For someone with Alzheimer's, a searchable spatial memory isn't a convenience. It's dignity.
| Module | What it does |
|---|---|
| scenegraph/ | Video → 3D scene graph. End-to-end pipeline on Modal (A100): structure-from-motion, Grounding DINO object detection per frame, backprojection into 3D via depth maps + camera poses, geometric overlap + CLIP similarity merging into a Scene Object Graph. See scenegraph/README.md. |
| reconstruction/ | Dense 3D reconstruction — video → dense depth, camera poses, point clouds. |
| Module | What it does |
|---|---|
| hloc_localization/ | Visual localization via SuperPoint + LightGlue + PnP. Builds an SfM reference map from video (Modal GPU), then localizes new frames against it in 6DoF. Live pose tracking uses DPVO for continuous 6DoF with periodic HLoc re-localization to correct drift. |
| Module | What it does |
|---|---|
| segmentation/ | Image + language query → object segmentation. Open-vocabulary detection and mask generation. |
| depthanything/ | Monocular depth estimation per frame. Used to get depth of segmented objects — median/trimmed mean since mask edges bleed into background. |
| Module | What it does |
|---|---|
| explorer/ | Interactive 3D point cloud viewer (Viser + FastAPI). Natural language query → Gemini multi-view detection → raycast into point cloud → animated camera fly-to. Auto-detects scene orientation via Gemini rotation voting. |
| mira-chat/ | Full-stack Next.js app — resident voice/text chat (LLM + function calling for spatial nav, medical Q&A, medication lookup), supervisor dashboard with real-time event timeline, caregiver escalation via email. Supabase Realtime for zero-polling updates. See mira-chat/README.md. |
| android/ | Android client app — receives Bluetooth audio + JPEG frames from Ray-Ban Meta glasses, bridges to backend via Tailscale. |
| securitycam/ | Security camera streaming — mediamtx config for RTMP/RTSP/HLS/WebRTC ingestion. |
| vic-backend/ | Backend services. |
| Member | Contributions |
|---|---|
| Nathan | ML pipeline & GPU compute on Modal — object localization, 3D scene reconstruction, camera pose tracking with visual odometry. Security cam integration, point cloud viewer. |
| Victor | Streaming video and audio from the Ray-Ban Meta SDK, linking to frontend, delivering audio feedback back to the user. |
| Madhuhaas | Agentic system and tool-calling pipeline — pulling patient info, web search for medication lookup. Frontend development. |
| Antonio | Online object localization, animated camera fly-to in the 3D viewer, high-level pitch direction, demo video editing. |
- Continuous scene updates. The 3D model is currently from a one-time walkthrough. Objects move. The system should update incrementally as the resident goes about their day.

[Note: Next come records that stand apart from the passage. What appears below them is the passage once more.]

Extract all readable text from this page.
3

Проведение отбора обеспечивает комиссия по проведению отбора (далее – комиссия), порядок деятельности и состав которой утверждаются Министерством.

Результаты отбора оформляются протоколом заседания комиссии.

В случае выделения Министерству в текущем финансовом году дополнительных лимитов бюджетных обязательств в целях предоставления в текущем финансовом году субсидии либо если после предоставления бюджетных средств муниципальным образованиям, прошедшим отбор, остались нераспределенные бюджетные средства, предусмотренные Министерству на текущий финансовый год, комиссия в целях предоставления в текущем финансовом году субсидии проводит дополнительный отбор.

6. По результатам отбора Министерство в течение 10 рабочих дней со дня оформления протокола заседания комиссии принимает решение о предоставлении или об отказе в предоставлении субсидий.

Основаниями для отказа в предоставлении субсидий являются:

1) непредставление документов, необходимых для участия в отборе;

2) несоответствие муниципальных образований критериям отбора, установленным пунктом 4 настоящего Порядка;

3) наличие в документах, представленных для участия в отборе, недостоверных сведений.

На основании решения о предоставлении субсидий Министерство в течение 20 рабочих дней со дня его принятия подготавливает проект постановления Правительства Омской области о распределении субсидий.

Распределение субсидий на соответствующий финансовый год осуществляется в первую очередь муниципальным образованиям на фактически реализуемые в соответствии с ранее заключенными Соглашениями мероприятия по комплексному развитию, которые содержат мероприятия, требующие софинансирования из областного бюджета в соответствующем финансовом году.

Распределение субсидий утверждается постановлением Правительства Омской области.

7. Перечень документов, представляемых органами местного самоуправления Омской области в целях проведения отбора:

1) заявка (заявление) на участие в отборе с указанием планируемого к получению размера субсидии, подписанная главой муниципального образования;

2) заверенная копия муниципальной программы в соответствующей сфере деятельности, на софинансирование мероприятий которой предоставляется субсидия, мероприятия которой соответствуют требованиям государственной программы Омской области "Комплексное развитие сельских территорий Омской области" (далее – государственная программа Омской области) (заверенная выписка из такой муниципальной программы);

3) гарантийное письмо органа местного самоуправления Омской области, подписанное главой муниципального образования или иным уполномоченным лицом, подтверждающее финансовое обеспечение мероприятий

- Predictive object tracking. If the event log shows someone leaves their glasses in the fridge every Tuesday, the system should learn that and check there first.
- Dedicated sensor hardware. Ray-Bans don't expose IMU data, so fall detection needs external hardware — a wearable with accelerometer and gyroscope combined with 3D scene context.
- Health device integration. Apple Watch vitals, cameras in common areas, other health peripherals feeding into the same event stream.
- Scaling point clouds. One room works. A full facility requires procedural rendering and level-of-detail management for very large point clouds.